Une diversité croissante des statuts et des situations

Les situations de ceux qui travaillent ou pourraient travailler pour l’entreprise connaissent une diversité croissante. Il y a bien sûr les salariés sur lesquels l’entreprise concentre souvent son attention, mais aussi ceux qui sont moins reconnus, notamment parce qu’a priori plus facilement remplaçables ou moins qualifiés. Ils peuvent être en contrat à durée indéterminée, en CDD ou en intérim. Ce continuum d’un marché du travail atomisé va jusqu’aux exclus de l’emploi.
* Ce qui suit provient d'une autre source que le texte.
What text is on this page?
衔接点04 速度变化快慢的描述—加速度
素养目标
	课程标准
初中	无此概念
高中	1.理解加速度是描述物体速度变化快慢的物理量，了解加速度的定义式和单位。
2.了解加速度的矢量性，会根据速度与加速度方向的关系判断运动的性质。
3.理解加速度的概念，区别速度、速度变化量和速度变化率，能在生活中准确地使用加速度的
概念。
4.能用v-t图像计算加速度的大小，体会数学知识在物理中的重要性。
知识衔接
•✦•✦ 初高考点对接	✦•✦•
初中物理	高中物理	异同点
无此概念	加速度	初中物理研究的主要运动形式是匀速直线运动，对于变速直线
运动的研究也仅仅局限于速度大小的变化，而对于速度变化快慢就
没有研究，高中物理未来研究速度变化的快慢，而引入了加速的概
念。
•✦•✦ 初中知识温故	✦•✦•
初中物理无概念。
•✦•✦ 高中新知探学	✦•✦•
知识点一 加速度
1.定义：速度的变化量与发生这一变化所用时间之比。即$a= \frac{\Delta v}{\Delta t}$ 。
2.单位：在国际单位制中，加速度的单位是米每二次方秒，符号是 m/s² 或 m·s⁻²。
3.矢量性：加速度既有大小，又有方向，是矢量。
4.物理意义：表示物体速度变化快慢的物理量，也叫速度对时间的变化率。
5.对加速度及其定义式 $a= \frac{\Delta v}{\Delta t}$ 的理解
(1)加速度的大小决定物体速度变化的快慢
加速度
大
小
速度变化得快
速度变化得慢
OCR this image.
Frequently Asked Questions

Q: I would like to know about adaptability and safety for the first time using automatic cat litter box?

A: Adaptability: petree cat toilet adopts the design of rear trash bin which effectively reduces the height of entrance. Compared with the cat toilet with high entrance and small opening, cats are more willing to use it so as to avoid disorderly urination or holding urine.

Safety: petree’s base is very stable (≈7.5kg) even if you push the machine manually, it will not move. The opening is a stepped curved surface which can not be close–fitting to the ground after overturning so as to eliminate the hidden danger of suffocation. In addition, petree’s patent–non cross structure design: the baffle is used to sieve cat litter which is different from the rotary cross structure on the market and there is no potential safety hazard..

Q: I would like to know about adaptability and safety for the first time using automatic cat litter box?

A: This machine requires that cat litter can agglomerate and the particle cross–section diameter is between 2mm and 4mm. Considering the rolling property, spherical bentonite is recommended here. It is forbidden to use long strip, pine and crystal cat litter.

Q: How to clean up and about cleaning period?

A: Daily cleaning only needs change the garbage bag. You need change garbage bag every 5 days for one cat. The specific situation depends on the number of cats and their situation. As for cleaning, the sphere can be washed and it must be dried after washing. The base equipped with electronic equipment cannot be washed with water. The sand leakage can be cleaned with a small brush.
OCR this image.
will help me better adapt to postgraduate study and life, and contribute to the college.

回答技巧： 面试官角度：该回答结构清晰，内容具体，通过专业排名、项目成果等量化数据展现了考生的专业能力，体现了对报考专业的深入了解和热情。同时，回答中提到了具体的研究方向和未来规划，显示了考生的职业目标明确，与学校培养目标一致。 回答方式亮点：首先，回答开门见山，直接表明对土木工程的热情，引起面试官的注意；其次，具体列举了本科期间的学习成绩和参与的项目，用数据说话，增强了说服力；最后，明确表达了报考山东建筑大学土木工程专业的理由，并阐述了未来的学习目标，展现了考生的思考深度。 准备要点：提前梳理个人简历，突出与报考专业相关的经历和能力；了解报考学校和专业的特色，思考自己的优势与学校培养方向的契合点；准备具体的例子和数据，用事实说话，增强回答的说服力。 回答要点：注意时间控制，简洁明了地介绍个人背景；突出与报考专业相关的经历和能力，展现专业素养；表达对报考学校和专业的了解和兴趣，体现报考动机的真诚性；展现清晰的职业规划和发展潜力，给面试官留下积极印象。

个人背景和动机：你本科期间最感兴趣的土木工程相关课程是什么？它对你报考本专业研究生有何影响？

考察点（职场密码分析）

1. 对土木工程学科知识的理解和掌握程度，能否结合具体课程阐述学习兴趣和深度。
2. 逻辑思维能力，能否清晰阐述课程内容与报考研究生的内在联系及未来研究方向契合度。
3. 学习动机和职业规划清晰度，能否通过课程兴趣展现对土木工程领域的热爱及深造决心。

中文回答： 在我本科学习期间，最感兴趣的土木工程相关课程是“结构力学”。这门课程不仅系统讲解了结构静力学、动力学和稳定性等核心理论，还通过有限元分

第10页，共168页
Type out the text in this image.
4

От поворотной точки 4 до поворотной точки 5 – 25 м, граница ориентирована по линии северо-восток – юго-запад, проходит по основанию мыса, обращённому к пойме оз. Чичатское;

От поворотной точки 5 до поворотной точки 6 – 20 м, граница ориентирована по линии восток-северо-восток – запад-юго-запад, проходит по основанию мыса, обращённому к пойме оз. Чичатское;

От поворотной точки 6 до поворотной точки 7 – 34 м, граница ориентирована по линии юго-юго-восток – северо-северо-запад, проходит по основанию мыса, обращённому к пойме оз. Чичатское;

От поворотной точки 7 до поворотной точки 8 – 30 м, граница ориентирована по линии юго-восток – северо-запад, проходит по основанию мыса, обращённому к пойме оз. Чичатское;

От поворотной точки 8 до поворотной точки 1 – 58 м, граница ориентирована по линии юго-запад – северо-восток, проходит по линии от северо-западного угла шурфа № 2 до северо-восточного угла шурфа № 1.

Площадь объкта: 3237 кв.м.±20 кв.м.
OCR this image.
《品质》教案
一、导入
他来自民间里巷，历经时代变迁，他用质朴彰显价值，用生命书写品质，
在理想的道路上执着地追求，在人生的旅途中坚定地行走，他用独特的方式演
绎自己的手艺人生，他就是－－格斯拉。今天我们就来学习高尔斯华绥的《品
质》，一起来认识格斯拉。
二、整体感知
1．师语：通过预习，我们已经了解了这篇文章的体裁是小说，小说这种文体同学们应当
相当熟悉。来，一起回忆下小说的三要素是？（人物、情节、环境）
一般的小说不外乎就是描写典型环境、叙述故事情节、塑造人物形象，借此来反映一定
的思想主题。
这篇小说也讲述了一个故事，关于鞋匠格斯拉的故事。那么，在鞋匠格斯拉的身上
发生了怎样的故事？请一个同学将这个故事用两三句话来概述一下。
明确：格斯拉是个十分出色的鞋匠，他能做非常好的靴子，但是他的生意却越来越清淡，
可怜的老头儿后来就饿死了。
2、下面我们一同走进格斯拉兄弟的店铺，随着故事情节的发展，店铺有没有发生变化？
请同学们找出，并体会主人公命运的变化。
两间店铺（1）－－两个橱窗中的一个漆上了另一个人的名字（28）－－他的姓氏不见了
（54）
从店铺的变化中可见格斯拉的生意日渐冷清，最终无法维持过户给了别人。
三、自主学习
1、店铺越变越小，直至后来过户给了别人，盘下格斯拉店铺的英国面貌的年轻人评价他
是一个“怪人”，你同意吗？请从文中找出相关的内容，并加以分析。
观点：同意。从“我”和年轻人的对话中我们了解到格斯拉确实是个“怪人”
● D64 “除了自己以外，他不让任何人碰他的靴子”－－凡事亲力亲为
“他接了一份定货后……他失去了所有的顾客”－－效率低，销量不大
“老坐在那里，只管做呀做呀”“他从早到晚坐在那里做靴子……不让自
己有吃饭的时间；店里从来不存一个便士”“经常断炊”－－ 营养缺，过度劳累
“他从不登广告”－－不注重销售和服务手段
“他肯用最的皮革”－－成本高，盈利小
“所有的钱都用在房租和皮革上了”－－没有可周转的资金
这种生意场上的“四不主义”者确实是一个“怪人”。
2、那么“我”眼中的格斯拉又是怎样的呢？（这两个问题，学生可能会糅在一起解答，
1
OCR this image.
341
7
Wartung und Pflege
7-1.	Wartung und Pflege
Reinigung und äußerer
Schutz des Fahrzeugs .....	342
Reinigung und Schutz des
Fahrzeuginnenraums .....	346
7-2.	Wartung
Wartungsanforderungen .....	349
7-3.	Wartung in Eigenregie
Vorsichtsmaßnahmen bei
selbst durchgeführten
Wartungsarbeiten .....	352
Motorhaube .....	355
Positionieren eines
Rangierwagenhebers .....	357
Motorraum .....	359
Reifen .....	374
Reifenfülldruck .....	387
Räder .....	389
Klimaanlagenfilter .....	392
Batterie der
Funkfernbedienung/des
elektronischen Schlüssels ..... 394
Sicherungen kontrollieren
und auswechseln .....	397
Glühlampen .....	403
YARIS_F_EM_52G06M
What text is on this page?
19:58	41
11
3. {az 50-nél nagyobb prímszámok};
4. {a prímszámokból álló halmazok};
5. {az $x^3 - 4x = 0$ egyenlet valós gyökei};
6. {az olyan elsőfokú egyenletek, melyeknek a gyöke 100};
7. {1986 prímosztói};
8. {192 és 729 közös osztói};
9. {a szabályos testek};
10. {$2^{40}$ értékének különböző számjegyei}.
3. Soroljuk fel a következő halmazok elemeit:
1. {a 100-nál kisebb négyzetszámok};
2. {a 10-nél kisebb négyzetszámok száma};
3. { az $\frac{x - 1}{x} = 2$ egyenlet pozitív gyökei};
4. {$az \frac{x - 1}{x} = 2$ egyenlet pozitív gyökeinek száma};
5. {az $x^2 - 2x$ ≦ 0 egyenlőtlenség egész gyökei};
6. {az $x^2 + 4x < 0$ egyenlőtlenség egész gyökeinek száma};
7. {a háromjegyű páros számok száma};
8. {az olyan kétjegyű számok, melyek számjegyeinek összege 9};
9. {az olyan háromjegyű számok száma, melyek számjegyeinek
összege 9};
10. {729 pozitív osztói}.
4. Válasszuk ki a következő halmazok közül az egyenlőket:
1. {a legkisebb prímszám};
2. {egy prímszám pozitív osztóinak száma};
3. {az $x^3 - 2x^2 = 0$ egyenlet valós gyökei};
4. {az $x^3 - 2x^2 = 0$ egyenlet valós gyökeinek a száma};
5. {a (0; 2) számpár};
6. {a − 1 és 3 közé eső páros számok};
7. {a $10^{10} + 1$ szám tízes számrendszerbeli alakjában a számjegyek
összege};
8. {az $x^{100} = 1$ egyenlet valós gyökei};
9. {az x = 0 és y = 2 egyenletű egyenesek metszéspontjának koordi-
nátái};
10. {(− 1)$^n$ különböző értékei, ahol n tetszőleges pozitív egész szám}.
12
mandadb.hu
Au sein de l’organisation, des prestataires interviennent également, parfois à titre permanent, sur des durées longues et en assurant les mêmes fonctions que certains salariés permanents. Viennent s’ajouter à ce kaléidoscope des indépendants, ayant adopté le statut de micro-entrepreneur ou intervenant via une société de portage.

En France, les effectifs du travail indépendant augmentent depuis le milieu des années 2000, sous l’effet du recours grandissant des entreprises à l’externalisation. En retranchant des trois millions d’indépendants les agriculteurs et les métiers exercés en libéral, reste en 2022 un million de freelances. Ce chiffre est deux fois plus élevé que dix ans auparavant, avec une tendance persistante à la hausse.

Les statuts de ceux qui apportent ainsi leur travail à l’entreprise sont multiples et l’organisation de plus en plus poreuse. Ce paysage en mouvement conduit l’entreprise à la gestion multi-contrats d’une main-d’œuvre étendue.

La situation de ces indépendants renvoie à deux réalités très différentes, à partir d’un critère : ont-ils choisi ce mode de vie ou est-il subi ? L’amalgame est souvent fait entre deux populations bien distinctes. La première est composée d’experts très qualifiés et recherchés, qui ont fait le choix de cette vie d’indépendant à partir d’aspirations diverses : maximiser leurs revenus, bénéficier de plus de flexibilité dans leur organisation de vie, sélectionner leurs clients et leurs missions, etc. L’entreprise fait appel à eux lorsqu’elle ne dispose pas en interne des compétences recherchées. Elle ne les sélectionne pas en premier lieu sur les prix, mais sur leur expertise. Pour faciliter la mise en relation, des plateformes dédiées se sont développées, comme Yoss en France.

L’autre réalité à laquelle renvoie le développement du nombre de freelances est tout autre : « l’économie des petits boulots » dite gig economy. Son développement résulte de la volonté des entreprises de réduire leurs coûts et d’accroître leur flexibilité. Le faible niveau de qualification requis fait que la main d’œuvre disponible est bien plus nombreuse que celle qui est requise.

Une minorité de personnes, les « slashers », ont opté pour ce mode de vie et apprécient son caractère atypique, en combinant et en cumulant des activités parfois très différentes. Mais la plupart de ces freelances n’ont pas vraiment choisi cette situation et le statut d’indépendant associé, qu’ils subissent. De nombreuses enquêtes montrent que la première motivation de la grande majorité renvoie à la nécessité d’un revenu additionnel et que le choix de ce mode de vie est contraint par ce besoin.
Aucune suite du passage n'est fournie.